More than a decade later, Black Twitter has become the most dynamic subset of Twitter, not just the largest social network on the Internet. It continues to be an incubator for almost every meme capable of creating, shaping and blending popular culture at lightning speed (Crying Jordan, This you?), Hashtag (#IfTheyGunnedMeDown, #OscarsSoWhite, #YouOKSis) and The Reason for Social Justice (Me Too), Black Lives Matter ) is worth knowing. The news and analysis, the calls and the answers, are the judges and the jury, along with a showcase of comedy, a therapy session and all the family cooking. Twitter Black is a multiverse that is both archival and forward-looking. As Weatherspoon puts it: “Our experience is universal. Our experience is great. Our experience is important. “

Although Twitter launched exactly 15 years ago with the goal of changing how and how quickly people communicate online, Black users ’invented use of the platform can somehow go back in time. In 1970, when the computer revolution was in its infancy, Amiri Baraka, the founder of the Black Arts Movement, published an essay called “Technology & Ethos”. “How do you communicate with big black people?” he asked. “What is our spirit, what will it project? What machines will it produce? What will they get? “

In the case of black users today, Twitter is Baraka’s prophetic machine: voice and community, power and empowerment. To use his words, “imagine – think – build – energize !!!” It has become a space.The following is the first official chronicle of how everything came together brilliantly.Like all history, it is incomplete.But it is a beginning.A scheme.Think of it as a kind of record of Black – how it moves and grows online, how it is created, how which becomes common – told from the eyes of those who lived.

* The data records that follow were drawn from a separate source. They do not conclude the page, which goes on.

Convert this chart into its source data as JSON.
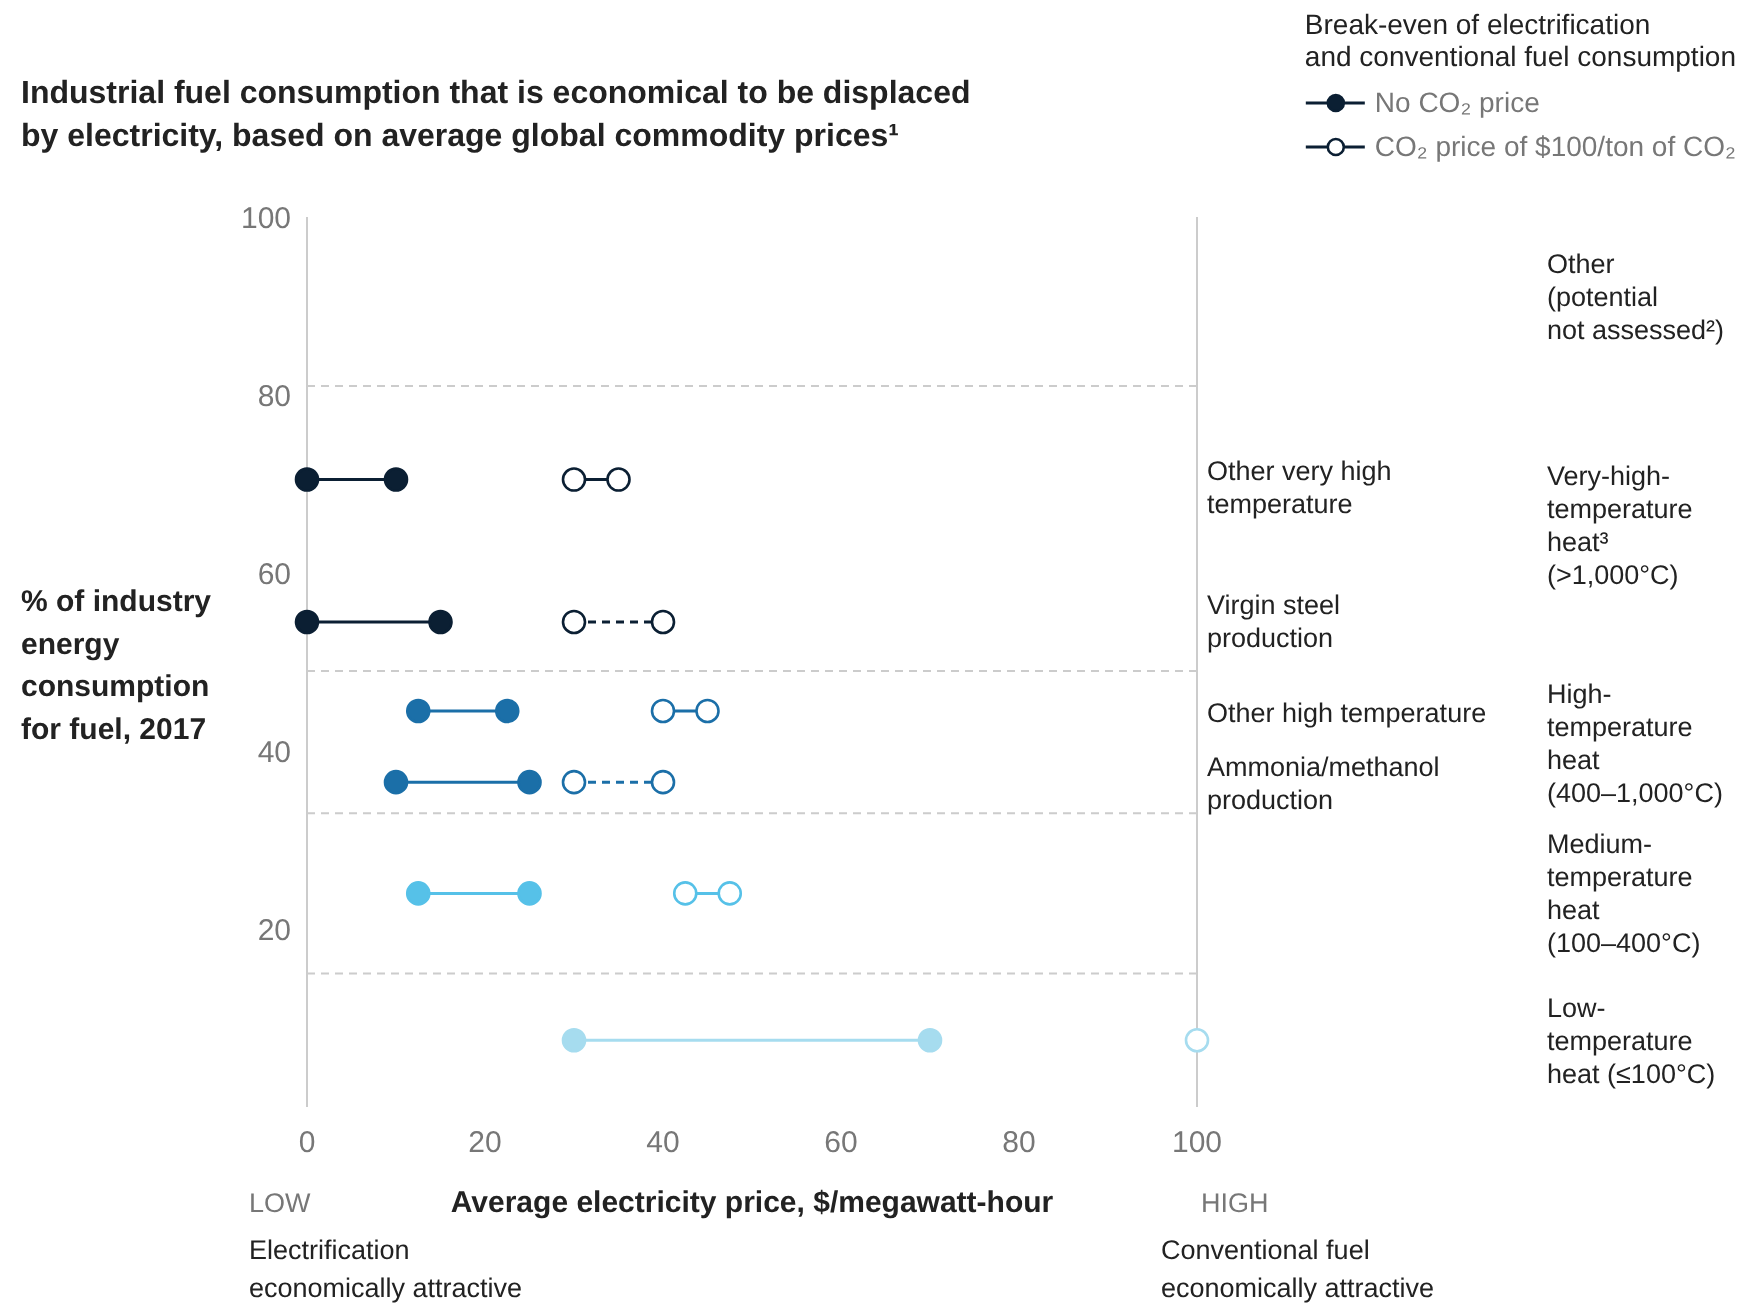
{
  "chart_data": {
    "type": "line",
    "title": "Industrial fuel consumption that is economical to be displaced\nby electricity, based on average global commodity prices¹",
    "xlabel": "Average electricity price, $/megawatt-hour",
    "ylabel": "% of industry\nenergy\nconsumption\nfor fuel, 2017",
    "legend_title": "Break-even of electrification\nand conventional fuel consumption",
    "xlim": [
      0,
      100
    ],
    "ylim": [
      0,
      100
    ],
    "xticks": [
      0,
      20,
      40,
      60,
      80,
      100
    ],
    "yticks": [
      20,
      40,
      60,
      80,
      100
    ],
    "legend": "top right",
    "marker": "circle",
    "series": [
      {
        "name": "No CO₂ price",
        "color": "#0b1f33",
        "x": [
          0,
          10
        ],
        "values": [
          70.5,
          70.5
        ]
      },
      {
        "name": "CO₂ price of $100/ton of CO₂",
        "color": "#0b1f33",
        "x": [
          30,
          35
        ],
        "values": [
          70.5,
          70.5
        ]
      },
      {
        "color": "#0b1f33",
        "x": [
          0,
          15
        ],
        "values": [
          54.5,
          54.5
        ]
      },
      {
        "line_style": "dashed",
        "color": "#0b1f33",
        "x": [
          30,
          40
        ],
        "values": [
          54.5,
          54.5
        ]
      },
      {
        "color": "#1b6fa8",
        "x": [
          12.5,
          22.5
        ],
        "values": [
          44.5,
          44.5
        ]
      },
      {
        "color": "#1b6fa8",
        "x": [
          40,
          45
        ],
        "values": [
          44.5,
          44.5
        ]
      },
      {
        "color": "#1b6fa8",
        "x": [
          10,
          25
        ],
        "values": [
          36.5,
          36.5
        ]
      },
      {
        "line_style": "dashed",
        "color": "#1b6fa8",
        "x": [
          30,
          40
        ],
        "values": [
          36.5,
          36.5
        ]
      },
      {
        "color": "#56c1e8",
        "x": [
          12.5,
          25
        ],
        "values": [
          24,
          24
        ]
      },
      {
        "color": "#56c1e8",
        "x": [
          42.5,
          47.5
        ],
        "values": [
          24,
          24
        ]
      },
      {
        "color": "#a6dcef",
        "x": [
          30,
          70
        ],
        "values": [
          7.5,
          7.5
        ]
      },
      {
        "color": "#a6dcef",
        "x": [
          100
        ],
        "values": [
          7.5
        ]
      }
    ],
    "ref_lines": [
      {
        "axis": "y",
        "value": 81,
        "color": "#cccccc",
        "line_style": "dashed"
      },
      {
        "axis": "y",
        "value": 49,
        "color": "#cccccc",
        "line_style": "dashed"
      },
      {
        "axis": "y",
        "value": 33,
        "color": "#cccccc",
        "line_style": "dashed"
      },
      {
        "axis": "y",
        "value": 15,
        "color": "#cccccc",
        "line_style": "dashed"
      }
    ],
    "annotations": [
      "Other very high\ntemperature",
      "Virgin steel\nproduction",
      "Other high temperature",
      "Ammonia/methanol\nproduction",
      "Other\n(potential\nnot assessed²)",
      "Very-high-\ntemperature\nheat³\n(>1,000°C)",
      "High-\ntemperature\nheat\n(400–1,000°C)",
      "Medium-\ntemperature\nheat\n(100–400°C)",
      "Low-\ntemperature\nheat (≤100°C)",
      "LOW",
      "HIGH",
      "Electrification\neconomically attractive",
      "Conventional fuel\neconomically attractive"
    ]
  }
}
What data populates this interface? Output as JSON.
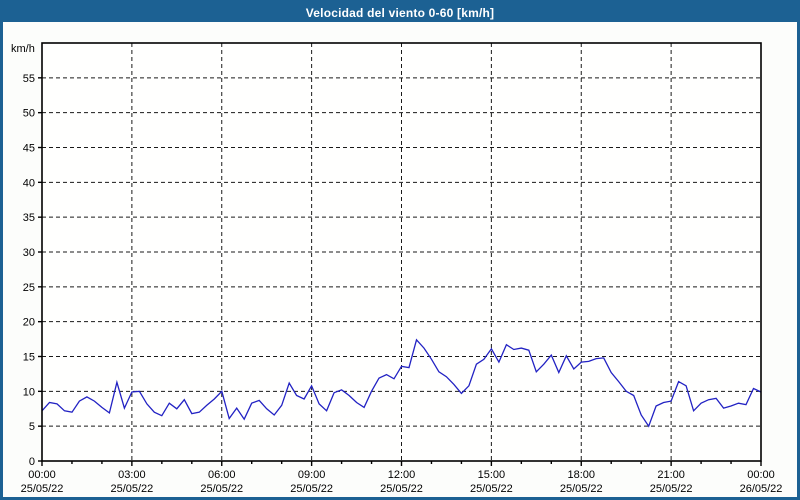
{
  "window": {
    "title": "Velocidad del viento 0-60 [km/h]"
  },
  "colors": {
    "titlebar_bg": "#1c6193",
    "frame_border": "#1c6193",
    "page_bg": "#fcfdfb",
    "plot_bg": "#fffffe",
    "grid": "#1a1a1a",
    "axis": "#000000",
    "line": "#2222c3",
    "title_text": "#ffffff",
    "label_text": "#000000"
  },
  "chart_data": {
    "type": "line",
    "title": "Velocidad del viento 0-60 [km/h]",
    "y_unit_label": "km/h",
    "ylim": [
      0,
      60
    ],
    "y_ticks": [
      0,
      5,
      10,
      15,
      20,
      25,
      30,
      35,
      40,
      45,
      50,
      55
    ],
    "x_span_hours": 24,
    "x_major_tick_every_hours": 3,
    "x_minor_tick_every_hours": 1,
    "grid": "dashed black at every major tick, both axes",
    "legend": "none",
    "x_ticks": [
      {
        "time": "00:00",
        "date": "25/05/22"
      },
      {
        "time": "03:00",
        "date": "25/05/22"
      },
      {
        "time": "06:00",
        "date": "25/05/22"
      },
      {
        "time": "09:00",
        "date": "25/05/22"
      },
      {
        "time": "12:00",
        "date": "25/05/22"
      },
      {
        "time": "15:00",
        "date": "25/05/22"
      },
      {
        "time": "18:00",
        "date": "25/05/22"
      },
      {
        "time": "21:00",
        "date": "25/05/22"
      },
      {
        "time": "00:00",
        "date": "26/05/22"
      }
    ],
    "series": [
      {
        "name": "wind_speed_kmh",
        "time_start": "00:00",
        "time_step_minutes": 15,
        "values": [
          7.2,
          8.4,
          8.2,
          7.2,
          7.0,
          8.6,
          9.2,
          8.6,
          7.7,
          6.9,
          11.3,
          7.6,
          9.9,
          10.0,
          8.2,
          7.0,
          6.5,
          8.3,
          7.5,
          8.8,
          6.8,
          7.0,
          8.0,
          8.9,
          10.0,
          6.1,
          7.6,
          6.0,
          8.3,
          8.7,
          7.5,
          6.6,
          8.0,
          11.2,
          9.4,
          8.9,
          10.8,
          8.2,
          7.2,
          9.8,
          10.2,
          9.4,
          8.4,
          7.7,
          10.0,
          11.9,
          12.4,
          11.8,
          13.6,
          13.4,
          17.4,
          16.2,
          14.6,
          12.8,
          12.1,
          11.0,
          9.7,
          10.8,
          13.9,
          14.6,
          16.1,
          14.2,
          16.7,
          16.0,
          16.2,
          15.9,
          12.8,
          13.9,
          15.2,
          12.7,
          15.1,
          13.2,
          14.2,
          14.3,
          14.7,
          14.8,
          12.7,
          11.4,
          10.0,
          9.4,
          6.6,
          5.0,
          7.9,
          8.4,
          8.6,
          11.4,
          10.8,
          7.2,
          8.3,
          8.8,
          9.0,
          7.6,
          7.9,
          8.3,
          8.1,
          10.4,
          9.9
        ]
      }
    ]
  }
}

Part I: Coming Together, 2008-2012

When the first web forums like BlackVoices, Melanet, and NetNoir were created in the mid-2000s, online spaces that satisfied black interests were scarce. BlackPlanet and MySpace have failed to fill the gap, and Facebook did not receive the essence of real-time communication. Users were looking for the next thing.

Kozza Babumba, Social Manager of Genius: Before 2007, we never had a conversation about almost anything. As a community, we didn’t all talk about what it was like when we sang the national anthem. Or what OJ Bronco was like when he was driving in that white. We just watched it on TV.